Giving feedback is one of the most under-rated forms of communication in management. If you don’t give quality feedback, or do it too seldom, you are, in effect, instituitionising mediocrity within your workplace.
Why? Because people assume that all is well if they don’t hear anything from you. You’re training them by default that their performance is OK. No news is good news, right?
Most people are taught to give feedback in the ‘sandwich’ fashion. The first slice of bread is ‘start by saying something positive’. The meat in the middle is the behaviour you’d like to be improved, and the second slice of bread is some encouraging comments along the lines of ‘you’re a good person, keep up the good work’.
What normally happens with this form of feedback? Well, the receiver only tastes the middle portion and forgets the bread-bit!
So how about: Cut out the bread and get straight to the point. Deliver positive and negative feedback as separate courses, at separate times, so they don’t get mixed up or covered over.

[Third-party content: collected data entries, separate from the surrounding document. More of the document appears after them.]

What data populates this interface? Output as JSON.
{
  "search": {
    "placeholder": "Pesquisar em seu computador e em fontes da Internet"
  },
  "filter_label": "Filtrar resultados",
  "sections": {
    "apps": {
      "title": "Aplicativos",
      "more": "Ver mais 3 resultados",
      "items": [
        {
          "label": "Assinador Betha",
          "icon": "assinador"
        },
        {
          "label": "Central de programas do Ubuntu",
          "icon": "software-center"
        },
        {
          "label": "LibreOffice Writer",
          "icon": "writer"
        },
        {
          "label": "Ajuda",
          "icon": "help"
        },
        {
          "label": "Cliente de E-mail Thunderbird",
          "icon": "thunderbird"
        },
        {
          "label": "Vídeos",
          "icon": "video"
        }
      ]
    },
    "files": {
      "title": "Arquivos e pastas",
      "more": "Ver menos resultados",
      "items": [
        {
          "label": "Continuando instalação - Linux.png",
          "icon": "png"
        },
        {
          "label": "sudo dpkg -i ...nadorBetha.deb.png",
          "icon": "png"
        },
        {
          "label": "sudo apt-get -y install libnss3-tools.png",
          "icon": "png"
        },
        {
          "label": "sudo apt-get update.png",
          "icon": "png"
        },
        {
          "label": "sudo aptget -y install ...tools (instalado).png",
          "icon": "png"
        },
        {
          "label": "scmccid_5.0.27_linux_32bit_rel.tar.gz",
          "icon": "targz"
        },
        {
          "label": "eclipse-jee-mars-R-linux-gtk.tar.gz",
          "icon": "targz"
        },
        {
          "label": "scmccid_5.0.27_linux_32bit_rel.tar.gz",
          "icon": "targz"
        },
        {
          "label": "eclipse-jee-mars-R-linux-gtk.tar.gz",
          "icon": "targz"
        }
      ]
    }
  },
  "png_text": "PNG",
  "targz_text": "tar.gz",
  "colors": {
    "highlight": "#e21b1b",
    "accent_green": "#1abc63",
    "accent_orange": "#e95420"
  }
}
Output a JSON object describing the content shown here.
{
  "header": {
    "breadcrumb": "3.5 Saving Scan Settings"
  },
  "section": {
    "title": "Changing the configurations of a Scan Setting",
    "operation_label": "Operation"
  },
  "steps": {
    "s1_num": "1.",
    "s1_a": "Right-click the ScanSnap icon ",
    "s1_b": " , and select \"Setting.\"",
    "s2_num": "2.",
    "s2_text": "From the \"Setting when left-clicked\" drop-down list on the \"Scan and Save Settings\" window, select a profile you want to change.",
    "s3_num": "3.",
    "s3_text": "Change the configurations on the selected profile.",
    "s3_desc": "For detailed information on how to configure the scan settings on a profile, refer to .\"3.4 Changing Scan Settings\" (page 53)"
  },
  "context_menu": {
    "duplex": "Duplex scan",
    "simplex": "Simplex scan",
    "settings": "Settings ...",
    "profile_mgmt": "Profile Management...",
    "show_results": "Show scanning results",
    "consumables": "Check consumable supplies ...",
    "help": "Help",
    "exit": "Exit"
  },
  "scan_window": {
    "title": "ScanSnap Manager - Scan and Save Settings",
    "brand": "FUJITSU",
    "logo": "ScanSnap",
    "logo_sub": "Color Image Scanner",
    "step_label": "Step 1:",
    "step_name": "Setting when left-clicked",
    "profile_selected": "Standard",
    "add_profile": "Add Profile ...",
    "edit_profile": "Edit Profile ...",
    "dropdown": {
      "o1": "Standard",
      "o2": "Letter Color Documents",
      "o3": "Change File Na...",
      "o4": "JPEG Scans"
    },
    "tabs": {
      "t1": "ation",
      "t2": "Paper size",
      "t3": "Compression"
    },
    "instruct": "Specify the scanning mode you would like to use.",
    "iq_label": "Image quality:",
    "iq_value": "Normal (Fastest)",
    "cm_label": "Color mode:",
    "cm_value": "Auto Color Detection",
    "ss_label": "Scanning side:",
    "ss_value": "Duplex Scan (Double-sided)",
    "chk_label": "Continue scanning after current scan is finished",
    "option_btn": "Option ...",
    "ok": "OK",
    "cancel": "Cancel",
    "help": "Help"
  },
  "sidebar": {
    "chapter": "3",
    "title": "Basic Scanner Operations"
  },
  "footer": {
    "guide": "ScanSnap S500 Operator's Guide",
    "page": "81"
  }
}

Isn’t variety better at mealtimes? Yes, maybe, though not in serving feedback. If you acknowledge good performance as frequently as possible, the occasional constructive feedback you give will be digested better and more likely to be acted on, as it will be remembered for the right reasons. And you won’t run the risk of, at every ‘mealtime’, the person recognising the pattern and just waiting for the kick in the pants (because they always know it’s coming!).
It’s now recognised that the sandwich technique can come across as patronising and insincere, as the small amount of praise is overwhelmed by the taste of the critical filling.
Instead, the separating out of the courses allows for a more considered approach to feeding information back, and allows for better digestion and room for more, if necessary.